I really don’t remember when I first visited Asheville, but I do know that once you come here, you will be drawn back. Once is never enough. Honestly, I’m not sure there is ever “enough” when it comes to Asheville. I do know that I cannot ever come here without thinking every few minutes of my dearest of friends, Kakie, who really showed me Asheville.
But what brought us here this week was a book I read recently. Denise Kiernan’s fabulous book, “The Last Castle,” made me crazy to get back to Asheville. Rick also read the book, so it was not difficult to convince him that we needed to get ourselves up here. Logan is always on board for an adventure, so here we are in our little apartment in the village. But this is no ordinary apartment. George Vanderbilt had this building constructed well over one hundred years ago as part of his village. Somewhere back in time, somebody converted the upstairs of the building into a separate apartment. When I found out this apartment was available to rent, I knew we had to stay here. We are mightily impressed with the wooden doorknobs in our home for the weekend. The floors creak loudly with every step. Walls and doors aren’t quite straight. We love it. As an extra added attraction, the shop below our apartment is a wine salon. We found it to be a really nice place to spend an hour or an afternoon. So, all in all, we are happy happy here on All Souls Crescent for the weekend.
Let’s back up for a minute. This village was built way back in the late 1890s to support the Biltmore estate as was the style of old English manors and their country villages. Think about Downton Abbey and the little village just outside the walls of the estate. Same thing here. When George Vanderbilt built his massive estate, he needed the support of a village. And the villagers needed him. The arrangement worked out well for everyone. The chateau known as the Biltmore is 175,000 square feet in size and, at one time, it was surrounded by George’s 125,000 acre estate, so he needed a small army to keep it running smoothly. I think the surrounding property now is down to about 8,000 acres.
As it turns out, George was a very religious man. He and his architect conceived a village in which the church served as a focal point in the life of the villagers. The Cathedral of All Souls is the hub of the village; the streets of the village fan out like spokes on a bicycle from the cathedral. The streets of the village are lined with unique shops, galleries, and restaurants. Things are always changing here, so it’s fun to see what’s new and different. The creeping gentrification I could do without. Do we really need a Brooks Brothers or Chico’s here in the village? We did not come all this way to shop at chain stores. We came for the village vibe; we came to browse through the New Morning Gallery and Bellagio. We came to dine at the Corner Kitchen or Rezaz and pick up breakfast treats at the Well-Bred Bakery. I guess to some, having a Talbots in Biltmore Village is progress. Me? Not so much.
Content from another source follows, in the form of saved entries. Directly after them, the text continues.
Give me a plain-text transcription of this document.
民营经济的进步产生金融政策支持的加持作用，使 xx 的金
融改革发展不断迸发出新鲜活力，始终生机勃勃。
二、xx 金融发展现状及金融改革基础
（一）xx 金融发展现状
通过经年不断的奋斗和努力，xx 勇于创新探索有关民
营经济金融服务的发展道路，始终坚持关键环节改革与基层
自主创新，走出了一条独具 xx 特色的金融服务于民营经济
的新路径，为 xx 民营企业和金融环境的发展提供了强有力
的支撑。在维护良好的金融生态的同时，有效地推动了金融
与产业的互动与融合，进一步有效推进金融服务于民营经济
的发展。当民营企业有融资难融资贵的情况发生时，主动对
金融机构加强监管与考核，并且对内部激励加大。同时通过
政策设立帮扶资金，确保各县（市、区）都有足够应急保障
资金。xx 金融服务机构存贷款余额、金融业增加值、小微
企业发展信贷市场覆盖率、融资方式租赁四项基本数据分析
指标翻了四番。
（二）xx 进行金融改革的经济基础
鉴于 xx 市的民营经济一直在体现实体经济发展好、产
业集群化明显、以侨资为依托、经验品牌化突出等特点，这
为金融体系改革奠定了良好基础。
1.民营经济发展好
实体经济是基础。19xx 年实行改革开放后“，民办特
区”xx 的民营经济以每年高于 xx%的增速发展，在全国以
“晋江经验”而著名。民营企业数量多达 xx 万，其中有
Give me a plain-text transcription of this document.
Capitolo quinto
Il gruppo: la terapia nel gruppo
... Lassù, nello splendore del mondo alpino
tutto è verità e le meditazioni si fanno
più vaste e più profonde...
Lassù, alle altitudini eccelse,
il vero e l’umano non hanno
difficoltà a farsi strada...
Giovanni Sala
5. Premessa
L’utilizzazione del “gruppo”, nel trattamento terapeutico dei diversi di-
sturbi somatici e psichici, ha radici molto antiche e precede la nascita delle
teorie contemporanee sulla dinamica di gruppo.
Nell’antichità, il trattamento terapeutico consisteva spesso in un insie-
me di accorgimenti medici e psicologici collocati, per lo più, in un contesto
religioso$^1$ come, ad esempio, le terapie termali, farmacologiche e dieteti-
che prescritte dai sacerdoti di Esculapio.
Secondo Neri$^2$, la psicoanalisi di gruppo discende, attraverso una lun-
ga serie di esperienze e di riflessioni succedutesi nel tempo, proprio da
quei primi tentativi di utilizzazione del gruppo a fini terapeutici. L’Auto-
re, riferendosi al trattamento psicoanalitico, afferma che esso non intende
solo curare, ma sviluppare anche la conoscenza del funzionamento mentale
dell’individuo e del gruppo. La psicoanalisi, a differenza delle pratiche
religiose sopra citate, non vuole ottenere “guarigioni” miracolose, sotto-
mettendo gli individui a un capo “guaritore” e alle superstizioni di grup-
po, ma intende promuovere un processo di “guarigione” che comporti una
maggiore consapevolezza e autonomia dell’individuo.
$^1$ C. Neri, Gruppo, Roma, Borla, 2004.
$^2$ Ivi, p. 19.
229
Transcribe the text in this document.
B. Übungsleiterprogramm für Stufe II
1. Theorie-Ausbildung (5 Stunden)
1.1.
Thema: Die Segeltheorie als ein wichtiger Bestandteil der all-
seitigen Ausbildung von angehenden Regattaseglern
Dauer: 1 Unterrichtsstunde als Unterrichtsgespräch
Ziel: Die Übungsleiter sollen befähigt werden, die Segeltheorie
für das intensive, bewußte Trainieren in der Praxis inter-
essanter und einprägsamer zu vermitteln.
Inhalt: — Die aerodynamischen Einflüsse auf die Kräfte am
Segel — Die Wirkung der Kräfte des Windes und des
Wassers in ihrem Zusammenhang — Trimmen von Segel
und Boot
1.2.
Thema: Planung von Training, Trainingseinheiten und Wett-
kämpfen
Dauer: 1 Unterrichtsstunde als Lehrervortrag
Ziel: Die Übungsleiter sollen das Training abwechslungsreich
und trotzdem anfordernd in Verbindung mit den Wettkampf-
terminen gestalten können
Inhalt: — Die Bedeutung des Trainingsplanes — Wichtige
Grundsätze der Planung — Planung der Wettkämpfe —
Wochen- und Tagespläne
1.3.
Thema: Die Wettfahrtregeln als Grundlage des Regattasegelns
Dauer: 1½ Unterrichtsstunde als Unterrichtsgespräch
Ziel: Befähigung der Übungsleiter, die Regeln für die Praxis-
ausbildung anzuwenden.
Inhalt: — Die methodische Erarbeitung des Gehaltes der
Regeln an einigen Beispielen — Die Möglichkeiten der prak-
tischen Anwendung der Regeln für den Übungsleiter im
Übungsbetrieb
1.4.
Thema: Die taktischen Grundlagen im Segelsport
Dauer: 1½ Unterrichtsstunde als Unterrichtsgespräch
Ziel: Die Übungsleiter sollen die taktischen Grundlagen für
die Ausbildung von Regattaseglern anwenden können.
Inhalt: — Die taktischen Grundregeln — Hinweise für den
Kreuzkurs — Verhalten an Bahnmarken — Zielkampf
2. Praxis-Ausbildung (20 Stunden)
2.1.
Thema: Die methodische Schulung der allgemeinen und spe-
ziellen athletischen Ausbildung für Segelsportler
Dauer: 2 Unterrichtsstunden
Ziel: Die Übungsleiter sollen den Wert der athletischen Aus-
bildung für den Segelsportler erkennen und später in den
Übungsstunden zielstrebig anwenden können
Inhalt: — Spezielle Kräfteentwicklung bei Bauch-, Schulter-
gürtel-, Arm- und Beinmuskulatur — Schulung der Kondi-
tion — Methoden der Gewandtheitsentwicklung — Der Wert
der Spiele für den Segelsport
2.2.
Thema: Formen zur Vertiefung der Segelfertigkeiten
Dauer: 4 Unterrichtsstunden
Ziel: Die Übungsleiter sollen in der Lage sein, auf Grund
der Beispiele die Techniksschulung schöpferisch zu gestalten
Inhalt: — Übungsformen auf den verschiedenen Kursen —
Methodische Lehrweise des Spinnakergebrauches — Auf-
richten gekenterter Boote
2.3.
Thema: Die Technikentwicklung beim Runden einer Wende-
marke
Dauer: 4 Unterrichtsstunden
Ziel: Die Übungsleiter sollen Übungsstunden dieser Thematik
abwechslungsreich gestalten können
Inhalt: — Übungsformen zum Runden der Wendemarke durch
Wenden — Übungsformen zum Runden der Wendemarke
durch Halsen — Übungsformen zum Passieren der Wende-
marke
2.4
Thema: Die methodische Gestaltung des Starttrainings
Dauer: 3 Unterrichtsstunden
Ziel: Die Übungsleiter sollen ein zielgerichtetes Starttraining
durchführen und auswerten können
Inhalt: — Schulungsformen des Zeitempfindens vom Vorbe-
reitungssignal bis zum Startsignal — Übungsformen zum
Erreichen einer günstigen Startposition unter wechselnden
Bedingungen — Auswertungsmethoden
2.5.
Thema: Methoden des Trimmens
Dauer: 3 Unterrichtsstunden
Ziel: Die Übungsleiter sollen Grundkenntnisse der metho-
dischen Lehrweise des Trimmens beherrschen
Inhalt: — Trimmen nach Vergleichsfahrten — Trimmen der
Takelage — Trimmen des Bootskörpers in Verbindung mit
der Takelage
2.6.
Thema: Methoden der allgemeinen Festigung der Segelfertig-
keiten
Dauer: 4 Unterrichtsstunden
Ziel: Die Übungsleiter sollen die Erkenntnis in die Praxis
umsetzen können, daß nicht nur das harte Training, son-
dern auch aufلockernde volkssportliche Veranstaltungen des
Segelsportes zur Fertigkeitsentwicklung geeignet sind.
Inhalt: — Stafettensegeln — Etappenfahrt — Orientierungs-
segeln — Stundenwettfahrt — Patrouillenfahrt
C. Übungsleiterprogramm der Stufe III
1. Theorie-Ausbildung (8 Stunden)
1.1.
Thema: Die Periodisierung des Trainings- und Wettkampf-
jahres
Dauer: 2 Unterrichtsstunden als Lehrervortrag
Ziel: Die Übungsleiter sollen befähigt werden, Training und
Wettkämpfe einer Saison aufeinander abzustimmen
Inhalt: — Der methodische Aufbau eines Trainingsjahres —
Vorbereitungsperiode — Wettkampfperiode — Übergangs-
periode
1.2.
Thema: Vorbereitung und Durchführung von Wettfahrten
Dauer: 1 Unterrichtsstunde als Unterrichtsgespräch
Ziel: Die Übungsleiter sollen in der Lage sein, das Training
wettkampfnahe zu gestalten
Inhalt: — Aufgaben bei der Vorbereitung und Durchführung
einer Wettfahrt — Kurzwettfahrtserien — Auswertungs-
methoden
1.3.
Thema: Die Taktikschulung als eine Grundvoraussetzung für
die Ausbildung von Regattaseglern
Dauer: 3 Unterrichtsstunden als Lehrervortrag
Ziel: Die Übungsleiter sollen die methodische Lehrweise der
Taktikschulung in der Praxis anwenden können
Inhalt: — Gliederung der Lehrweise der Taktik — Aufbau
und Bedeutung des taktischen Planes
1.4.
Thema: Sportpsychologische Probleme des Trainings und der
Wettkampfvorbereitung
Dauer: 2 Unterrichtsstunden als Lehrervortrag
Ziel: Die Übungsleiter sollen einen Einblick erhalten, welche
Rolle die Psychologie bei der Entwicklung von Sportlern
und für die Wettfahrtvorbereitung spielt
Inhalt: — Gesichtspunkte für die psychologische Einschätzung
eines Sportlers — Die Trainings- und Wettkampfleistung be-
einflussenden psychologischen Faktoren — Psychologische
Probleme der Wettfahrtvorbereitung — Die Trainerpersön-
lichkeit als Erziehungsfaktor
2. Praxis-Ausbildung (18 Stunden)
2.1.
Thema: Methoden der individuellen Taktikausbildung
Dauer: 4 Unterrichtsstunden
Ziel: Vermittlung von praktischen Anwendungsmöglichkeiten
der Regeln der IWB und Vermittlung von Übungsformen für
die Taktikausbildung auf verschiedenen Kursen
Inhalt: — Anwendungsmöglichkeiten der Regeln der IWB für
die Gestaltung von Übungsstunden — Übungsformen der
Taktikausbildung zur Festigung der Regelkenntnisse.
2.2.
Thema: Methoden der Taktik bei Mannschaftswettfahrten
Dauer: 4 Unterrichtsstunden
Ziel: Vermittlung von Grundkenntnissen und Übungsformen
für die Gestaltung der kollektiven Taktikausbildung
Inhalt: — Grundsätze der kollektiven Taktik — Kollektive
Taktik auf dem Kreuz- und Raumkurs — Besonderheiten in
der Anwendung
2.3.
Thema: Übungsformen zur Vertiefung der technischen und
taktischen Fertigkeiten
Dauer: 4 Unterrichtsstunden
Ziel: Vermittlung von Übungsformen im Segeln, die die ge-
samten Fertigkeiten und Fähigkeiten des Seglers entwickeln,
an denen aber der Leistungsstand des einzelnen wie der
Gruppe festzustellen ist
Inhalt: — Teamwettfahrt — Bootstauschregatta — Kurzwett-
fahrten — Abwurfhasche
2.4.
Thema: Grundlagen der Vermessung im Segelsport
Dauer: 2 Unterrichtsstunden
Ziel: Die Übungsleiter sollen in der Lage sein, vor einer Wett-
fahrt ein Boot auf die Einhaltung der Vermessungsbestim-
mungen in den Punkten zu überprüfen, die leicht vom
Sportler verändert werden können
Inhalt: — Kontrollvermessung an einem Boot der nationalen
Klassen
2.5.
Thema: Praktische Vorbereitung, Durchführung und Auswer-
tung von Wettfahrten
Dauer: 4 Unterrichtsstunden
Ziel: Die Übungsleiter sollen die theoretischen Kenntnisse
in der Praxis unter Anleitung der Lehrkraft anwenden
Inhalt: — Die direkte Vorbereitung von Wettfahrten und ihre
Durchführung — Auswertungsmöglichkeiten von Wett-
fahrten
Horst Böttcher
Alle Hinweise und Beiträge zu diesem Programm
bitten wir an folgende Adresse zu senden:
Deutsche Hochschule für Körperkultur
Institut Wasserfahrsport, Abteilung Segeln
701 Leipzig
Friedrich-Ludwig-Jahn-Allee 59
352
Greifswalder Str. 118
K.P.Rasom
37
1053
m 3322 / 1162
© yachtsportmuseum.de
We were excited to go inside the Cathedral of All Souls for a look after reading about it in Kiernan’s book. It is incredibly unique: you are enveloped in a feeling of warm and cozy comfort while also feeling urged to soar spiritually. I can imagine that the parishioners likewise feel compelled to look inward and stay connected to their roots while reaching out in the community and the world. It’s quite a place and it is the only church of the six designed by Richard Morris Hunt that is still standing. Mr. Hunt has been called the Dean of American architecture and was the architect of the Biltmore. The original windows of the cathedral were replaced with beautiful stained glass Biblical scenes and Vanderbilt dedicated them to the people who had the most impact on his life.
Needless to say, we were not leaving Asheville without swinging by the estate since we came this far and I fancy myself a Vanderbilt expert, especially among my fellow travelers this weekend. Besides, what better way to kick off the Christmas season than with a candlelight tour of the Biltmore House? It seemed like about two million people had the same idea, but it was OK; they were all quite nice. The staff seemed up to the task somehow and we all made it through the evening unscathed as far as I can tell.
Nobody would argue that the chateau is anything less than America’s premier residence. The tour here was self-guided. Rick and I agreed that we saw much more of the “house” this time than we saw when we brought Michael and Meredith a few decades ago. Neither of us remember going to the basement the last time we were here. It was fun to see the kitchens, servants quarters, bowling alley, and swimming pool.
Honestly, for me, the big questions aren’t how many rooms there are or how much coal they burned each month or any of those easily answered queries. (But since I brought it up, I will tell you. There are 35 bedrooms and 43 bathrooms. In total, there are 250 rooms. And speaking of enormous energy requirements, about 25 tons of coal were burned in just two weeks during the winter of 1900.) For me, the broader question is “WHY?” Why would someone feel the need to build a 175,000 square foot “home?” Is “because you can” a good enough reason? On the other hand, who’s to say how you spend your money? Do what you dang well please with it. Whatever. It probably will be debated until the end of time. I think maybe we should just let it go and enjoy this magnificent castle. There is nothing else like it in the whole country and I cannot imagine that there will ever be another home like it.